Starting to notice our own suffering that makes us empathetic. As we acknowledge what’s happening internally, we’re more inclined to see what’s happening relationally. In relating to many workers in hospitals, from the nurses to the gardener, I’m astounded by the consistency of their empathy. I just marvel at it thinking, “You do this eight or 10 hours every day, and you still do it with such an open heart.”

Empathy as a path to resolving our differences

Joanne: “Consistency” is an interesting word choice. What do you think creates the ability to be consistently empathetic? For example, if I have a certain experience that’s very deep for me, it allows me to empathize when I see that experience elsewhere, but it also makes me blind to things that are different. That’s kind of the opposite of consistency. Here I’m thinking about polarizing beliefs, and how there’s a lot of empathy within each bubble. In practice, a consistency of empathy is extremely difficult to do, because it potentially invalidates something about oneself.

Paul: I think that’s a profound question. You could go back to Margaret Mead, an anthropologist of over 50 years ago, and her saying, “In these primal cultures, this tribe would view this other tribe as other and they would be enemies.” There is something in us that tends to view other people who are different. And I guess it’s open to discussion as to whether that’s an evolutionary influence.

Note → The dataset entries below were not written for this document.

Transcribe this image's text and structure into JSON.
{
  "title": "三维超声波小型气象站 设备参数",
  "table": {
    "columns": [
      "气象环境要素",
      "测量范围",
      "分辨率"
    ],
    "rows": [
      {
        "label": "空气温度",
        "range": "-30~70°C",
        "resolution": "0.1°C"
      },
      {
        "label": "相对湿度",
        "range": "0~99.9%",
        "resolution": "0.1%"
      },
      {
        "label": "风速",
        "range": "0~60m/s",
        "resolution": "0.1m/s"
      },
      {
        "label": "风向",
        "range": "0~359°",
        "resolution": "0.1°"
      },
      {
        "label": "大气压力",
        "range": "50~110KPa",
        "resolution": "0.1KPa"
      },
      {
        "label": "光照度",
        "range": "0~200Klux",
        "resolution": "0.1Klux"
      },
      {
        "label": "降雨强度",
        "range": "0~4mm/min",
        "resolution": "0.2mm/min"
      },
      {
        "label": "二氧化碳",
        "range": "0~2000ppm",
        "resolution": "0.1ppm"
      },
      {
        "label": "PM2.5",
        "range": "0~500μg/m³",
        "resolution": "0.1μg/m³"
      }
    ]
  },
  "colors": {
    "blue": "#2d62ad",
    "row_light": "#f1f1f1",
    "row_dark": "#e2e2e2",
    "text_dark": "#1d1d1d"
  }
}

But I would also say, from the Zen perspective, it comes back to how deeply we get in touch with what’s going on for us. And then how thoroughly we can see that it is universal. We all want to love and be loved. We all want to eat and stay safe. We all want to express our being. The more we get into touch with those, what we might call fundamental drives, like Maslow’s hierarchy of needs, the more we can see that there are countless ways to address those needs.

The practice of humanizing others and then empathizing with their humaneness is the ground of our well-being and also the impetus for our advocacy.

Joanne: As a species, we share certain universal needs, but we also tend to disagree on process, on how we get there. It seems very hard to understand, trust, or gain empathy for different processes. And perhaps in some cases, certain processes are false.

Paul: I think the processes of trying to resolve our differences through violence are unskillful, although as humans it seems to be an attractive proposition. To just follow that point a little bit, if you look at our evolution over the last 10,000 years, we’re a lot less violent.

There was another point that I wanted to make there and it’s about how we relate to our differences. When there’s more connection to our humaneness, then we’re less frightened by our differences. They’re less of a threat to our well-being and then we can listen to them. Usually, when we listen deeply to our differences, our perspective and our appreciation of what’s happening broadens. When we touch humaneness, then there’s trust, and out of that trust, there’s empathy and a tolerance of difference. Within Buddhism and Zen, that humaneness and that tolerance of difference are fundamental tenants: direct your mind and your heart towards the benevolence of others rather than the hostility of difference. Everyone’s well-being will be enhanced.